Social Networks

With the arrival of new technology platforms for online interaction and real-time communication enabled by the Internet, as well as the proliferation of more advanced sensors and tracking devices, we now produce vast amounts of data every day, detailing our lives, preferences, friendships, and health. These technologies have not only dramatically changed our lives, but also promise to transform how we study social behavior and dynamics. Yet a complete answer to the question of how individuals make decisions in groups remains elusive. Such studies necessitate the merging and further advancement of both social science and data processing and analysis, by studying interactions, exchanges, and dynamics over large networks of interconnected individuals. IDSS is ideally placed to play a leading role in this endeavor by blending expertise that spans mathematical systems theory, economics, political science, algorithmic and computational game theory, and network science. IDSS research will address such topics as: 1) Developing empirically grounded theoretical frameworks for analysis of information flow, communication, influence, learning, and cascades in social networks, 2) Designing efficient, local, and scalable algorithms for inference with social data, 3) Designing incentive mechanisms for steering behavior towards desired outcomes over large evolving networks, and 4) Developing new architectures for the exchange of information, social interaction, and crowdsourcing.

Read more about IDSS research in social networks in this article: “Using data from social networks to understand and improve systems” (IDSS/MIT News).

Examples of topics in this domain include:

  • How do opinions, social norms, and information evolve over networks?
  • How can we quantify the influence and importance of different individuals situated in networks?
  • How do we assess the impact of social cascades on networks?
  • How can we use social data to make efficient predictions?
  • How do we design recommendation systems that can capture people’s choices efficiently?
  • How can we design better platforms for online markets (e.g., crowdsourcing systems, online matching markets)?

Evolution of Cultural Norms and Dynamics of Sociopolitical Change

Daron Acemoglu, Fotini Christia, Munther Dahleh, Ali Jadbabaie, Asuman Ozdaglar
The recent events in the Arab world have made it clear that questions related to political change, cultural dynamics, and societal transformations are not only of first-order importance for social science, but are also central to developing a scientific approach to policy making and planning. While advances in traditional game theory, political economy, development economics and political science have enabled a posteriori analysis, understanding and predicting sociopolitical change requires a new set of tools and a multidisciplinary analytical framework. This Department of Defense Multi-Investigator University Research Initiative (MURI) project brings together a world-class team of researchers to address this challenge. The project is focused on developing rigorous theory, modeling, and empirical analysis of patterns of communication, interaction, and learning in networked societies.

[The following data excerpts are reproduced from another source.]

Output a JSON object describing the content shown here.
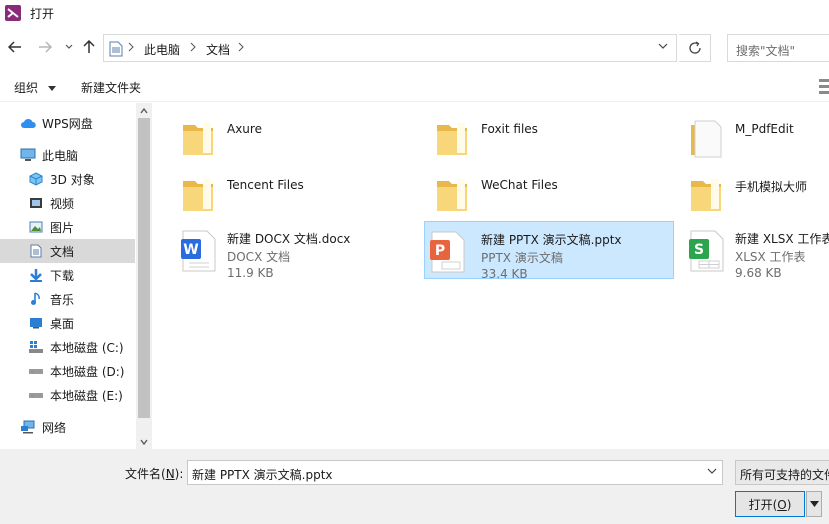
{
  "window": {
    "title": "打开"
  },
  "address": {
    "crumbs": [
      "此电脑",
      "文档"
    ],
    "search_placeholder": "搜索\"文档\""
  },
  "toolbar": {
    "organize": "组织",
    "new_folder": "新建文件夹"
  },
  "nav": {
    "items": [
      {
        "label": "WPS网盘",
        "icon": "cloud-icon"
      },
      {
        "label": "此电脑",
        "icon": "computer-icon"
      },
      {
        "label": "3D 对象",
        "icon": "cube-3d-icon"
      },
      {
        "label": "视频",
        "icon": "video-icon"
      },
      {
        "label": "图片",
        "icon": "picture-icon"
      },
      {
        "label": "文档",
        "icon": "document-icon",
        "selected": true
      },
      {
        "label": "下载",
        "icon": "download-icon"
      },
      {
        "label": "音乐",
        "icon": "music-icon"
      },
      {
        "label": "桌面",
        "icon": "desktop-icon"
      },
      {
        "label": "本地磁盘 (C:)",
        "icon": "system-drive-icon"
      },
      {
        "label": "本地磁盘 (D:)",
        "icon": "drive-icon"
      },
      {
        "label": "本地磁盘 (E:)",
        "icon": "drive-icon"
      },
      {
        "label": "网络",
        "icon": "network-icon"
      }
    ]
  },
  "files": [
    {
      "name": "Axure",
      "kind": "folder"
    },
    {
      "name": "Foxit files",
      "kind": "folder"
    },
    {
      "name": "M_PdfEdit",
      "kind": "folder-doc"
    },
    {
      "name": "Tencent Files",
      "kind": "folder"
    },
    {
      "name": "WeChat Files",
      "kind": "folder"
    },
    {
      "name": "手机模拟大师",
      "kind": "folder"
    },
    {
      "name": "新建 DOCX 文档.docx",
      "type": "DOCX 文档",
      "size": "11.9 KB",
      "kind": "docx"
    },
    {
      "name": "新建 PPTX 演示文稿.pptx",
      "type": "PPTX 演示文稿",
      "size": "33.4 KB",
      "kind": "pptx",
      "selected": true
    },
    {
      "name": "新建 XLSX 工作表",
      "type": "XLSX 工作表",
      "size": "9.68 KB",
      "kind": "xlsx"
    }
  ],
  "footer": {
    "filename_label": "文件名(",
    "filename_key": "N",
    "filename_label_end": "):",
    "filename_value": "新建 PPTX 演示文稿.pptx",
    "filetype_value": "所有可支持的文件",
    "open_label": "打开(",
    "open_key": "O",
    "open_label_end": ")"
  },
  "colors": {
    "selection_bg": "#cce8ff",
    "selection_border": "#99d1ff",
    "folder": "#f3cf6b",
    "wps_docx": "#2b6be0",
    "wps_pptx": "#e8643c",
    "wps_xlsx": "#2da44e"
  }
}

Consumer Choice-Modeling Software

Devavrat Shah
MIT researchers used novel analytics to refine the process of choosing which products will sell best—revealing insights into how retailers can optimize their shelf space. MIT spinout Celect, co-founded by MIT professors Vivek Farias and Devavrat Shah, develops software that uses a store’s sales and inventory and online buying data to determine which products local customers want to buy.

Identifying Key Individuals in a Research Network

Esther Duflo
This research shows that in India, information diffuses in a social network depending on the position of those first informed. If these injection points are central enough, diffusion takes off; peripheral seeds can stunt diffusion. Researchers demonstrated theoretically and empirically that members of the community are network-central and conducted an experiment demonstrating that seeding information with those who are identified as central by other community members leads to considerably wider information diffusion than seeding information with randomly chosen individuals and village leaders.

Social Networks and Collaborative Problem Solving

Sandy Pentland
Sandy Pentland and his group study how teams of scientists or engineers collaborate on projects using their social networks to gather new ideas and feedback. By providing a link between the literature on team performance and information networks, the authors study teams’ problem-solving abilities as a function of both their within-team networks and their members’ extended networks. As part of this work, they show that while an assigned team’s performance is strongly correlated with its networks of expressive and instrumental ties, only the strongest ties in both networks have an effect on performance.